Once algorithm.dataset_capture_dir is set, each run produces a timestamped folder under ./attack_adaptive_dataset/ (for example run_20251015-211214) containing one round_XXXXX.pt file per round and a metadata.json summary. If the key is left unset, capture is skipped and no folder will be created.

2. Train the attention network

Point the pretraining script to the captured directory and choose where to save the checkpoint:

cd examples/server_aggregation/attack_adaptive/pretraining
uv run train_attention.py \
  --dataset-dir ../attack_adaptive_dataset/run_20251015-211214 \
  --save-path ../attention_model.pt \
  --epochs 200

Additional options:

  • --batch-size (default 16)
  • --learning-rate (default 1e-4)
  • --val-ratio (default 0.1, fraction of rounds used for validation)
  • --epsilon, --scale, --attention-loops, --hidden-size to match paper hyperparameters.

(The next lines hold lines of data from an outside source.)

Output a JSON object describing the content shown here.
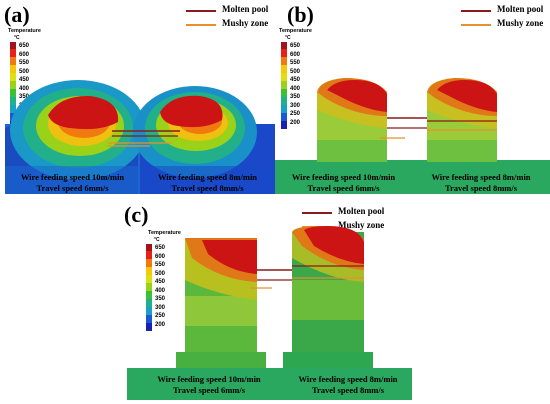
{
  "colors": {
    "molten": "#8b1a1a",
    "mushy": "#e8902a",
    "scale": [
      "#a0141a",
      "#e8201a",
      "#f07a10",
      "#f5c80a",
      "#dde010",
      "#9ad21a",
      "#3cc03a",
      "#20b08a",
      "#1aa0c8",
      "#1a58d8",
      "#1a20b0"
    ]
  },
  "legend": {
    "molten_label": "Molten pool",
    "mushy_label": "Mushy zone"
  },
  "colorbar": {
    "title": "Temperature",
    "unit": "°C",
    "ticks": [
      "650",
      "600",
      "550",
      "500",
      "450",
      "400",
      "350",
      "300",
      "250",
      "200"
    ]
  },
  "panels": [
    {
      "label": "(a)",
      "captions": [
        {
          "line1": "Wire feeding speed 10m/min",
          "line2": "Travel speed 6mm/s"
        },
        {
          "line1": "Wire feeding speed 8m/min",
          "line2": "Travel speed 8mm/s"
        }
      ]
    },
    {
      "label": "(b)",
      "captions": [
        {
          "line1": "Wire feeding speed 10m/min",
          "line2": "Travel speed 6mm/s"
        },
        {
          "line1": "Wire feeding speed 8m/min",
          "line2": "Travel speed 8mm/s"
        }
      ]
    },
    {
      "label": "(c)",
      "captions": [
        {
          "line1": "Wire feeding speed 10m/min",
          "line2": "Travel speed 6mm/s"
        },
        {
          "line1": "Wire feeding speed 8m/min",
          "line2": "Travel speed 8mm/s"
        }
      ]
    }
  ]
}
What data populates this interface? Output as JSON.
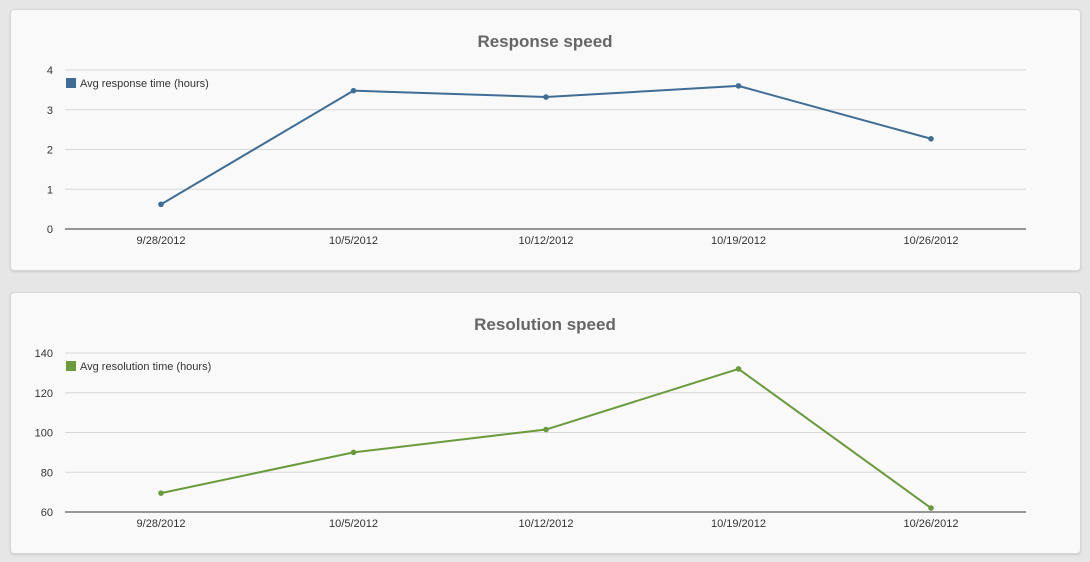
{
  "charts": [
    {
      "title": "Response speed",
      "legend_label": "Avg response time (hours)",
      "color": "#3f6d95"
    },
    {
      "title": "Resolution speed",
      "legend_label": "Avg resolution time (hours)",
      "color": "#6b9a3c"
    }
  ],
  "chart_data": [
    {
      "type": "line",
      "title": "Response speed",
      "x": [
        "9/28/2012",
        "10/5/2012",
        "10/12/2012",
        "10/19/2012",
        "10/26/2012"
      ],
      "series": [
        {
          "name": "Avg response time (hours)",
          "values": [
            0.62,
            3.48,
            3.32,
            3.6,
            2.27
          ],
          "color": "#3f6d95"
        }
      ],
      "ylim": [
        0,
        4
      ],
      "yticks": [
        0,
        1,
        2,
        3,
        4
      ],
      "grid": true,
      "legend_position": "top-left"
    },
    {
      "type": "line",
      "title": "Resolution speed",
      "x": [
        "9/28/2012",
        "10/5/2012",
        "10/12/2012",
        "10/19/2012",
        "10/26/2012"
      ],
      "series": [
        {
          "name": "Avg resolution time (hours)",
          "values": [
            69.5,
            90,
            101.5,
            132,
            62
          ],
          "color": "#6b9a3c"
        }
      ],
      "ylim": [
        60,
        140
      ],
      "yticks": [
        60,
        80,
        100,
        120,
        140
      ],
      "grid": true,
      "legend_position": "top-left"
    }
  ]
}
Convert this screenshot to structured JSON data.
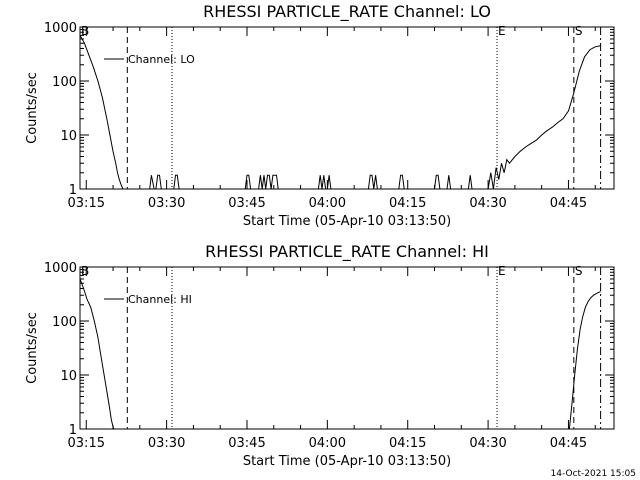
{
  "footer": {
    "timestamp": "14-Oct-2021 15:05"
  },
  "chart_data": [
    {
      "type": "line",
      "title": "RHESSI PARTICLE_RATE Channel: LO",
      "xlabel": "Start Time (05-Apr-10 03:13:50)",
      "ylabel": "Counts/sec",
      "y_scale": "log",
      "ylim": [
        1,
        1000
      ],
      "xlim": [
        "03:13:50",
        "04:53:30"
      ],
      "x_ticks": [
        "03:15",
        "03:30",
        "03:45",
        "04:00",
        "04:15",
        "04:30",
        "04:45"
      ],
      "y_ticks": [
        "1",
        "10",
        "100",
        "1000"
      ],
      "legend": {
        "position": "top-left",
        "entries": [
          "Channel: LO"
        ]
      },
      "markers": [
        {
          "label": "B",
          "time": "03:13:50",
          "style": "dotted"
        },
        {
          "label": "",
          "time": "03:22:40",
          "style": "dashed"
        },
        {
          "label": "",
          "time": "03:31:00",
          "style": "dotted"
        },
        {
          "label": "E",
          "time": "04:31:40",
          "style": "dotted"
        },
        {
          "label": "S",
          "time": "04:46:00",
          "style": "dashed"
        },
        {
          "label": "",
          "time": "04:51:00",
          "style": "dashdot"
        }
      ],
      "series": [
        {
          "x": [
            "03:13:50",
            "03:14:40",
            "03:15:30",
            "03:16:20",
            "03:17:10",
            "03:18:00",
            "03:18:50",
            "03:19:30",
            "03:20:00",
            "03:20:30",
            "03:20:50",
            "03:21:10",
            "03:21:30",
            "03:21:50",
            "03:22:20",
            "03:24:00",
            "03:26:30",
            "03:26:50",
            "03:27:10",
            "03:27:40",
            "03:28:00",
            "03:28:20",
            "03:28:40",
            "03:29:00",
            "03:31:00",
            "03:31:20",
            "03:31:40",
            "03:32:00",
            "03:32:20",
            "03:44:40",
            "03:45:00",
            "03:45:20",
            "03:45:40",
            "03:47:10",
            "03:47:30",
            "03:47:50",
            "03:48:10",
            "03:48:30",
            "03:48:50",
            "03:49:10",
            "03:49:30",
            "03:49:50",
            "03:50:10",
            "03:50:30",
            "03:50:50",
            "03:51:10",
            "03:51:30",
            "03:51:50",
            "03:58:20",
            "03:58:40",
            "03:59:00",
            "03:59:20",
            "03:59:40",
            "04:00:00",
            "04:00:20",
            "04:00:40",
            "04:07:40",
            "04:08:00",
            "04:08:20",
            "04:08:40",
            "04:09:00",
            "04:09:20",
            "04:13:20",
            "04:13:40",
            "04:14:00",
            "04:14:20",
            "04:20:00",
            "04:20:20",
            "04:20:40",
            "04:21:00",
            "04:21:20",
            "04:22:20",
            "04:22:40",
            "04:23:00",
            "04:26:20",
            "04:26:40",
            "04:27:00",
            "04:30:00",
            "04:30:30",
            "04:31:00",
            "04:31:30",
            "04:32:00",
            "04:32:30",
            "04:33:00",
            "04:33:30",
            "04:34:00",
            "04:35:00",
            "04:36:00",
            "04:37:00",
            "04:38:00",
            "04:39:00",
            "04:40:00",
            "04:41:00",
            "04:42:00",
            "04:43:00",
            "04:44:00",
            "04:45:00",
            "04:46:00",
            "04:47:00",
            "04:48:00",
            "04:49:00",
            "04:50:00",
            "04:51:00"
          ],
          "y": [
            700,
            500,
            300,
            180,
            100,
            50,
            20,
            9,
            5,
            3,
            2,
            1.5,
            1.2,
            1,
            1,
            1,
            1,
            1,
            1.8,
            1,
            1,
            1.8,
            1.8,
            1,
            1,
            1,
            1.8,
            1.8,
            1,
            1,
            1.8,
            1.8,
            1,
            1,
            1.8,
            1,
            1.8,
            1,
            1.8,
            1.8,
            1,
            1.8,
            1.8,
            1.8,
            1,
            1,
            1,
            1,
            1,
            1.8,
            1,
            1.8,
            1,
            1,
            1.8,
            1,
            1,
            1.8,
            1.8,
            1,
            1.8,
            1,
            1,
            1.8,
            1.8,
            1,
            1,
            1.8,
            1.8,
            1,
            1,
            1,
            1.8,
            1,
            1,
            1.8,
            1,
            1,
            2,
            1,
            2.5,
            1.5,
            3,
            2,
            3.5,
            3,
            4,
            5,
            6,
            7,
            8,
            10,
            12,
            14,
            17,
            20,
            28,
            60,
            150,
            280,
            380,
            430,
            450
          ]
        }
      ]
    },
    {
      "type": "line",
      "title": "RHESSI PARTICLE_RATE Channel: HI",
      "xlabel": "Start Time (05-Apr-10 03:13:50)",
      "ylabel": "Counts/sec",
      "y_scale": "log",
      "ylim": [
        1,
        1000
      ],
      "xlim": [
        "03:13:50",
        "04:53:30"
      ],
      "x_ticks": [
        "03:15",
        "03:30",
        "03:45",
        "04:00",
        "04:15",
        "04:30",
        "04:45"
      ],
      "y_ticks": [
        "1",
        "10",
        "100",
        "1000"
      ],
      "legend": {
        "position": "top-left",
        "entries": [
          "Channel: HI"
        ]
      },
      "markers": [
        {
          "label": "B",
          "time": "03:13:50",
          "style": "dotted"
        },
        {
          "label": "",
          "time": "03:22:40",
          "style": "dashed"
        },
        {
          "label": "",
          "time": "03:31:00",
          "style": "dotted"
        },
        {
          "label": "E",
          "time": "04:31:40",
          "style": "dotted"
        },
        {
          "label": "S",
          "time": "04:46:00",
          "style": "dashed"
        },
        {
          "label": "",
          "time": "04:51:00",
          "style": "dashdot"
        }
      ],
      "series": [
        {
          "x": [
            "03:13:50",
            "03:14:30",
            "03:15:10",
            "03:15:50",
            "03:16:30",
            "03:17:10",
            "03:17:50",
            "03:18:30",
            "03:19:00",
            "03:19:20",
            "03:19:40",
            "03:20:00",
            "03:20:10",
            "04:45:10",
            "04:45:40",
            "04:46:10",
            "04:46:40",
            "04:47:10",
            "04:47:40",
            "04:48:10",
            "04:48:40",
            "04:49:10",
            "04:49:40",
            "04:50:10",
            "04:50:40",
            "04:51:00"
          ],
          "y": [
            600,
            400,
            250,
            180,
            100,
            50,
            20,
            8,
            4,
            2.5,
            1.5,
            1.1,
            1,
            1,
            3,
            10,
            30,
            70,
            120,
            180,
            230,
            270,
            300,
            320,
            340,
            350
          ]
        }
      ]
    }
  ]
}
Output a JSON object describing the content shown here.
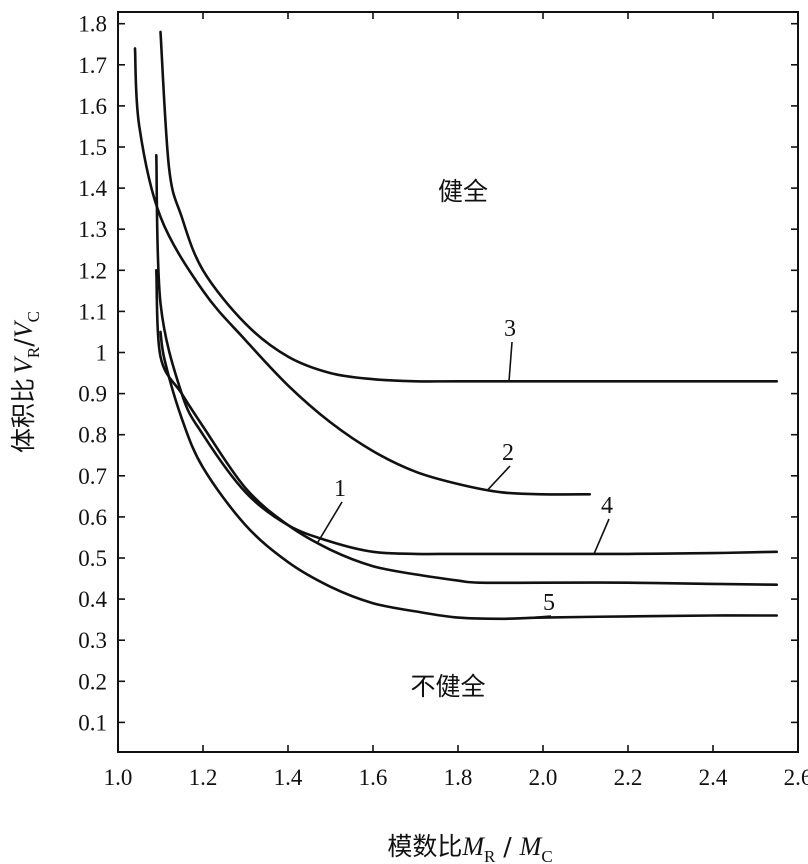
{
  "chart_data": {
    "type": "line",
    "xlabel": {
      "prefix": "模数比",
      "var1": "M",
      "sub1": "R",
      "sep": " / ",
      "var2": "M",
      "sub2": "C"
    },
    "ylabel": {
      "prefix": "体积比",
      "var1": "V",
      "sub1": "R",
      "sep": "/",
      "var2": "V",
      "sub2": "C"
    },
    "xlim": [
      1.0,
      2.6
    ],
    "ylim": [
      0.0,
      1.8
    ],
    "x_ticks": [
      "1.0",
      "1.2",
      "1.4",
      "1.6",
      "1.8",
      "2.0",
      "2.2",
      "2.4",
      "2.6"
    ],
    "y_ticks": [
      "0.1",
      "0.2",
      "0.3",
      "0.4",
      "0.5",
      "0.6",
      "0.7",
      "0.8",
      "0.9",
      "1",
      "1.1",
      "1.2",
      "1.3",
      "1.4",
      "1.5",
      "1.6",
      "1.7",
      "1.8"
    ],
    "grid": false,
    "regions": {
      "upper": "健全",
      "lower": "不健全"
    },
    "series": [
      {
        "name": "1",
        "x": [
          1.09,
          1.1,
          1.15,
          1.2,
          1.3,
          1.4,
          1.5,
          1.6,
          1.7,
          1.8,
          1.85,
          2.0,
          2.2,
          2.4,
          2.55
        ],
        "y": [
          1.2,
          0.99,
          0.9,
          0.82,
          0.67,
          0.58,
          0.52,
          0.48,
          0.46,
          0.445,
          0.44,
          0.44,
          0.44,
          0.437,
          0.435
        ]
      },
      {
        "name": "2",
        "x": [
          1.04,
          1.05,
          1.1,
          1.2,
          1.3,
          1.4,
          1.5,
          1.6,
          1.7,
          1.8,
          1.9,
          2.0,
          2.11
        ],
        "y": [
          1.74,
          1.55,
          1.33,
          1.15,
          1.03,
          0.92,
          0.83,
          0.76,
          0.71,
          0.68,
          0.66,
          0.655,
          0.655
        ]
      },
      {
        "name": "3",
        "x": [
          1.1,
          1.12,
          1.15,
          1.2,
          1.3,
          1.4,
          1.5,
          1.6,
          1.7,
          1.8,
          2.0,
          2.2,
          2.4,
          2.55
        ],
        "y": [
          1.78,
          1.45,
          1.33,
          1.2,
          1.07,
          0.99,
          0.95,
          0.935,
          0.93,
          0.93,
          0.93,
          0.93,
          0.93,
          0.93
        ]
      },
      {
        "name": "4",
        "x": [
          1.09,
          1.1,
          1.15,
          1.2,
          1.3,
          1.4,
          1.5,
          1.6,
          1.7,
          1.8,
          2.0,
          2.2,
          2.4,
          2.55
        ],
        "y": [
          1.48,
          1.12,
          0.9,
          0.8,
          0.66,
          0.58,
          0.54,
          0.515,
          0.51,
          0.51,
          0.51,
          0.51,
          0.512,
          0.515
        ]
      },
      {
        "name": "5",
        "x": [
          1.1,
          1.11,
          1.15,
          1.2,
          1.3,
          1.4,
          1.5,
          1.6,
          1.7,
          1.8,
          1.9,
          2.0,
          2.2,
          2.4,
          2.55
        ],
        "y": [
          1.05,
          0.98,
          0.84,
          0.72,
          0.58,
          0.49,
          0.43,
          0.39,
          0.37,
          0.355,
          0.352,
          0.355,
          0.358,
          0.36,
          0.36
        ]
      }
    ]
  }
}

The command prints the training and validation losses each epoch and reports the best checkpoint once training finishes.

3. Re-run with the trained model

Ensure algorithm.attention_model_path in the experiment TOML points to the new checkpoint, then launch a fresh run. The server will load the pretrained weights automatically.

Tip: Capture rounds from several scenarios (with/without attacks) and merge them into a single directory before training to improve robustness.